Cellular and Molecular Biotechnology Group
The Cellular and Molecular Biotechnology group under the guidance of Prof. Kristian M. Müller aims at engineering biomolecules and cells for clinical and industrial applications. We use means of genetic engineering and protein engineering in combination with synthetic biology approaches to create and deploy directed evolution, cellular bio-production devices, and ultimately next generation bio-pharmaceuticals. These application driven goals are accompanied by basic research aspiring to unravel the principles of biological systems based on their chemical and physical properties.
Currently we focus on three research areas: i) recombinant adeno-associated viruses for gene-based prodrug-activation therapy of cancer, ii) site specific modification of antibodies for the generation of antibody-drug conjugates, and iii) development of selection and directed evolution technologies.
In the advent of the patient-omics age, targeted and personalized medicine is on the rise. To fulfill the promises of these advanced approaches, basic research and technology need to advance at the same time. With our basic research, we illuminate the intricate paths from genes to a multi-component biopharmaceutical as well as the complex patterns governing the multi-modal interaction of targeted biopharmaceuticals with cells. This knowledge is used to devise new production technologies and generate therapeutic efficacy beyond the current state of the art.

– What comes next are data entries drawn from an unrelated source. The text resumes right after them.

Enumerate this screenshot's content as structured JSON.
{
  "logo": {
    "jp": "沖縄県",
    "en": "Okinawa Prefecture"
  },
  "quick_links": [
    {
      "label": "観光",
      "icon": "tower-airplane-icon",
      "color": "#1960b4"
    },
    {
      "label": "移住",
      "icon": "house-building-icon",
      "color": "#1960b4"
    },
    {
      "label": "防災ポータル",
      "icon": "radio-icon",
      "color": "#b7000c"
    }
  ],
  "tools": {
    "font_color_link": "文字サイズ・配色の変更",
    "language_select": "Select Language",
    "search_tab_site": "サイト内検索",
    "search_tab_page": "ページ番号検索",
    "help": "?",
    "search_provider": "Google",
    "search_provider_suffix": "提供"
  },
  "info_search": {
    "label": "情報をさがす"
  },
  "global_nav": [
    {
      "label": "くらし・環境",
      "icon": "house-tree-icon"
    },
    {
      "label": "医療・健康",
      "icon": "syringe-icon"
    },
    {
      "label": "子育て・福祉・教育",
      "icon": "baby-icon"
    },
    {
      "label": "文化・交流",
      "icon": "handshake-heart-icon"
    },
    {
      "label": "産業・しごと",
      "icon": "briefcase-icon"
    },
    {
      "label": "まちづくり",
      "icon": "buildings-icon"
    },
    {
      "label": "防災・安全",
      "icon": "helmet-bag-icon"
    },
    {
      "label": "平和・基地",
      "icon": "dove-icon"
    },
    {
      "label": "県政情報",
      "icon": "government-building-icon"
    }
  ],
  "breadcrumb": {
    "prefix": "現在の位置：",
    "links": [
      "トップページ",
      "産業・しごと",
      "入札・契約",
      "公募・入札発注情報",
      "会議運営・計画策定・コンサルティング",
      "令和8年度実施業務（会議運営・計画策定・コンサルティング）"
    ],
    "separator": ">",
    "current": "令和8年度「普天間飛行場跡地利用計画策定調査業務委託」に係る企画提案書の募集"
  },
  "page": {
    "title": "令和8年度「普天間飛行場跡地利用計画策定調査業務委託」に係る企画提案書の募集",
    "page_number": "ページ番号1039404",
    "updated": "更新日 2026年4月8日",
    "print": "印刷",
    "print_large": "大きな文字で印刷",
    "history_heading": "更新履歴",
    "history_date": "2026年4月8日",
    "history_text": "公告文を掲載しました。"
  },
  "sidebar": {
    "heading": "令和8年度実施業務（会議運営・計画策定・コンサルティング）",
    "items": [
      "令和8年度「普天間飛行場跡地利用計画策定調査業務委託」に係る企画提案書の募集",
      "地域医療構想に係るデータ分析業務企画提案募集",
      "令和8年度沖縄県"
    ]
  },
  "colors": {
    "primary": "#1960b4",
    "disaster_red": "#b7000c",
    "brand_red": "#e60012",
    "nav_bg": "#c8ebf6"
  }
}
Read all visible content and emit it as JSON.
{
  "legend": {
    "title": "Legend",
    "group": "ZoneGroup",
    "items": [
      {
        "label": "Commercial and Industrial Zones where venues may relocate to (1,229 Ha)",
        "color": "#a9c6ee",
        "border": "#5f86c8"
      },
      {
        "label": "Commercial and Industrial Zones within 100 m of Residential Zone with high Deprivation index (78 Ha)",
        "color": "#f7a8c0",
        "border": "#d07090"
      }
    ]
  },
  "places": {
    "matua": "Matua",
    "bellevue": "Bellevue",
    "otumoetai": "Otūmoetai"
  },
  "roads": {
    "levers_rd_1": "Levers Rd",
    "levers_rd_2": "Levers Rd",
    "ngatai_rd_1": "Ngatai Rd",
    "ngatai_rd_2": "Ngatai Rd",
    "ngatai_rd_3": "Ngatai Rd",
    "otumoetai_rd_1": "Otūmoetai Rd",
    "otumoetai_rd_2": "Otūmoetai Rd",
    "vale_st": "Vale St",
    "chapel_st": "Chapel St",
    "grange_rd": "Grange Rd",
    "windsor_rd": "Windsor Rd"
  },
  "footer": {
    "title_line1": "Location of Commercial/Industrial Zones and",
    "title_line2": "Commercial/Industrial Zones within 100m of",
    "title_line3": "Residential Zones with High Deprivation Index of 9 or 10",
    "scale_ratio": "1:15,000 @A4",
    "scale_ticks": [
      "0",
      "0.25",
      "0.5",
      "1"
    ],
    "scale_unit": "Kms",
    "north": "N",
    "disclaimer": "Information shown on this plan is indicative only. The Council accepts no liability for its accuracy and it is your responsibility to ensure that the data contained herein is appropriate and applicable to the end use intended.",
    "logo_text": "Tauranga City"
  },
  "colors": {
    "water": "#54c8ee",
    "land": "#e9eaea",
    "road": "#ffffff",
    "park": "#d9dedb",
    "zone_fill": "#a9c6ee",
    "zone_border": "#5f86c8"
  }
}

We rationally engineer the tropism of recombinant adeno-associated viruses (rAAV) with genetically encoded protein and peptide fusions to the capsid proteins and modify the gene of interest containing vector plasmid for cell-specific transcription and translation. Production of these virus-like particles is scaled up in collaboration with the cell culture technology group of Prof. Thomas Noll (Bielefeld) and local biotech companies.
The antibody drug conjugate (ADC) research is conducted in collaboration with the biochemistry group of Prof. Thomas Dierks (Bielefeld) and the organic chemistry group of Prof. Norbert Sewald (Bielefeld). We use a bio-orthogonal, chemo-enzymatic approach in which genetically fused peptide-tags are modified by formyl-glycine generating enzymes (FGE) and subsequently coupled with reporter or cytotoxic small molecules. Antibody constructs are produced in CHO cells and analyzed with various cell lines expressing the tumor marker EGFR.